LIBERTY Health-care professionals learn why mothers kill their children
About 3 percent of American homicides involve babies.
By WILLIAM K. ALCORN
VINDICATOR HEALTH WRITER
LIBERTY -- Their emotions ranged from compassion, sadness and sympathy to disgust.
But, the dominant feeling among health-care professionals after seeing videos of women talking about killing their babies was anger.
Especially when Dr. Phillip J. Resnick revealed one of the women had given birth to another baby 21 months later, strangled that child too and was never caught.
Dr. Resnick, an internationally known forensic psychiatrist, spoke Monday at a workshop on "Post-Partum Psychiatric Disorders and Infanticide: From Blues to Breakdown."
He presented videos of women who killed their children to demonstrate their thinking before, during and after the slayings.
The morning speaker was Dr. Resnick's daughter, Kimberly Resnick Anderson, a psychiatric social worker and founder of Clinical Concepts in Sexual Health in Liberty.
About 3 percent of all American homicides are children killed by their parents, said Dr. Resnick, director of the Division of Forensic Psychiatry at Case Western Reserve University in Cleveland.
There are two types of filicide: Operationally, filicide is the killing of a son or daughter older than 24 hours.
Neonaticide, a word Dr. Resnick coined, is the killing of a newborn under 24 hours of age. Neonaticide differs from filicide in the diagnoses, motives and disposition of the murder, he said.
What studies show
In his studies, he has found that among 16 to-18-year-old victims, fathers committed 80 percent of the homicides, but mothers are almost always the ones who commit filicide during the first week of a child's life.
The most dangerous period for the victims is the first six months of life, the time when mothers experience post-partum psychoses and depressions.
Eighty percent of women experience some emotional difficulty after a birth, ranging from the "baby blues," which is normally fleeting and doesn't require treatment, to about 15 percent who have severe post-partum depression, which, at its worst, has resulted in child murder, Resnick Anderson said.
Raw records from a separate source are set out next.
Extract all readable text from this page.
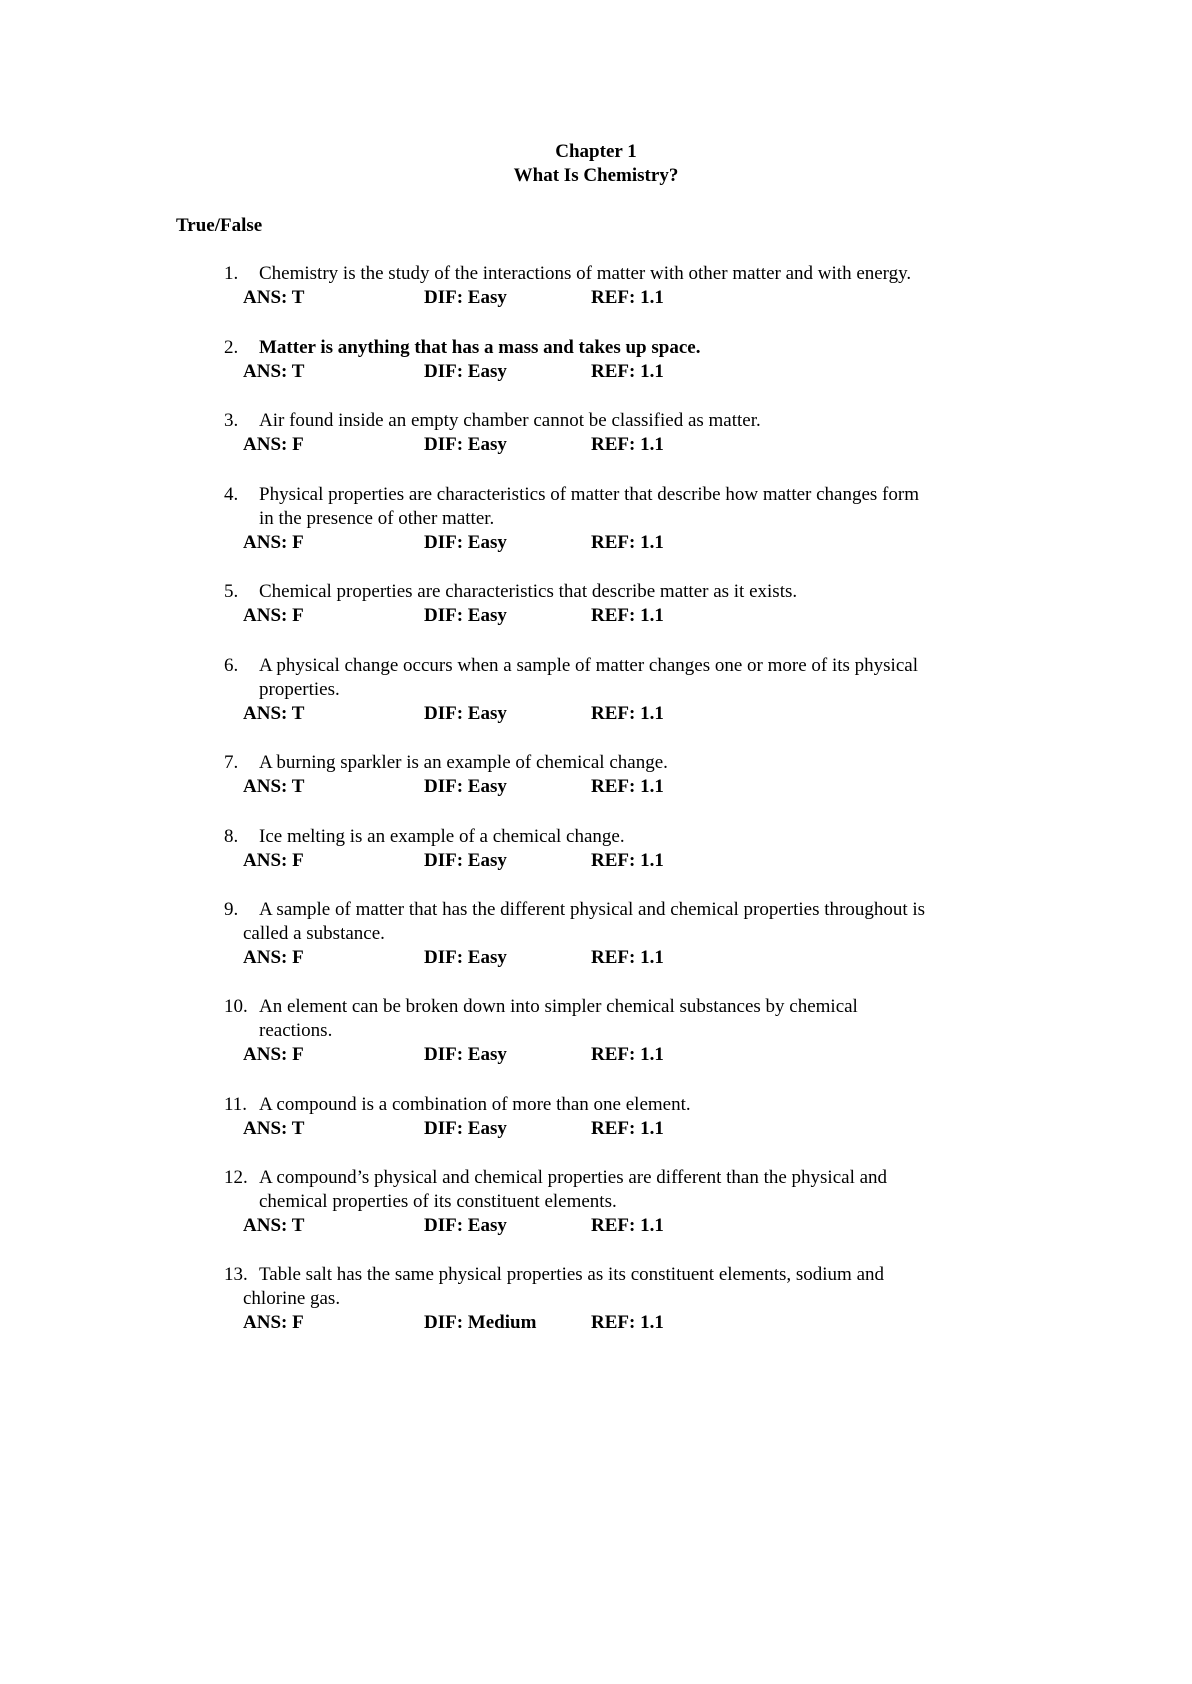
Chapter 1
What Is Chemistry?
True/False
1. Chemistry is the study of the interactions of matter with other matter and with energy.
ANS: T	DIF: Easy	REF: 1.1
2. Matter is anything that has a mass and takes up space.
ANS: T	DIF: Easy	REF: 1.1
3. Air found inside an empty chamber cannot be classified as matter.
ANS: F	DIF: Easy	REF: 1.1
4. Physical properties are characteristics of matter that describe how matter changes form
in the presence of other matter.
ANS: F	DIF: Easy	REF: 1.1
5. Chemical properties are characteristics that describe matter as it exists.
ANS: F	DIF: Easy	REF: 1.1
6. A physical change occurs when a sample of matter changes one or more of its physical
properties.
ANS: T	DIF: Easy	REF: 1.1
7. A burning sparkler is an example of chemical change.
ANS: T	DIF: Easy	REF: 1.1
8. Ice melting is an example of a chemical change.
ANS: F	DIF: Easy	REF: 1.1
9. A sample of matter that has the different physical and chemical properties throughout is
called a substance.
ANS: F	DIF: Easy	REF: 1.1
10. An element can be broken down into simpler chemical substances by chemical
reactions.
ANS: F	DIF: Easy	REF: 1.1
11. A compound is a combination of more than one element.
ANS: T	DIF: Easy	REF: 1.1
12. A compound’s physical and chemical properties are different than the physical and
chemical properties of its constituent elements.
ANS: T	DIF: Easy	REF: 1.1
13. Table salt has the same physical properties as its constituent elements, sodium and
chlorine gas.
ANS: F	DIF: Medium	REF: 1.1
Dr. Resnick said the majority of neonaticides are committed because the child is not wanted because of the stigma of pregnancy out of wedlock.
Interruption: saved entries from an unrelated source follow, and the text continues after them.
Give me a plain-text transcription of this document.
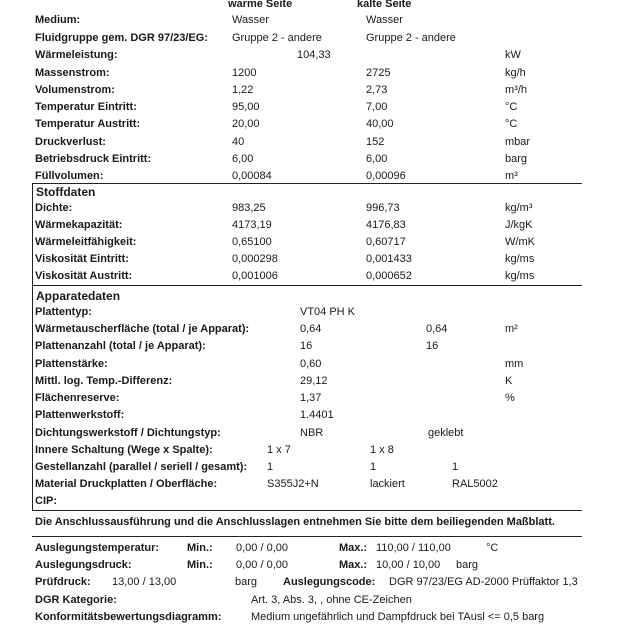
warme Seite	kalte Seite
Medium:	Wasser	Wasser
Fluidgruppe gem. DGR 97/23/EG: Gruppe 2 - andere	Gruppe 2 - andere
Wärmeleistung:	104,33	kW
Massenstrom:	1200	2725	kg/h
Volumenstrom:	1,22	2,73	m³/h
Temperatur Eintritt:	95,00	7,00	°C
Temperatur Austritt:	20,00	40,00	°C
Druckverlust:	40	152	mbar
Betriebsdruck Eintritt:	6,00	6,00	barg
Füllvolumen:	0,00084	0,00096	m³
Stoffdaten
Dichte:	983,25	996,73	kg/m³
Wärmekapazität:	4173,19	4176,83	J/kgK
Wärmeleitfähigkeit:	0,65100	0,60717	W/mK
Viskosität Eintritt:	0,000298	0,001433	kg/ms
Viskosität Austritt:	0,001006	0,000652	kg/ms
Apparatedaten
Plattentyp:	VT04 PH K
Wärmetauscherfläche (total / je Apparat):	0,64	0,64	m²
Plattenanzahl (total / je Apparat):	16	16
Plattenstärke:	0,60	mm
Mittl. log. Temp.-Differenz:	29,12	K
Flächenreserve:	1,37	%
Plattenwerkstoff:	1.4401
Dichtungswerkstoff / Dichtungstyp:	NBR	geklebt
Innere Schaltung (Wege x Spalte):	1 x 7	1 x 8
Gestellanzahl (parallel / seriell / gesamt): 1	1	1
Material Druckplatten / Oberfläche:	S355J2+N	lackiert	RAL5002
CIP:
Die Anschlussausführung und die Anschlusslagen entnehmen Sie bitte dem beiliegenden Maßblatt.
Auslegungstemperatur:	Min.: 0,00 / 0,00	Max.: 110,00 / 110,00	°C
Auslegungsdruck:	Min.: 0,00 / 0,00	Max.: 10,00 / 10,00 barg
Prüfdruck: 13,00 / 13,00	barg Auslegungscode: DGR 97/23/EG AD-2000 Prüffaktor 1,3
DGR Kategorie:	Art. 3, Abs. 3, , ohne CE-Zeichen
Konformitätsbewertungsdiagramm:	Medium ungefährlich und Dampfdruck bei TAusl <= 0,5 barg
It is especially common among teenagers who are overwhelmed by dealing with their pregnancy and fear the reaction of their parents.
Most common reason
Dr. Resnick said the most common reason for neonaticide among married women is extramarital paternity.
Generally, the methods of neonaticide, listed in order of frequency, are suffocation, strangulation, head injury, drowning, exposure and stabbing.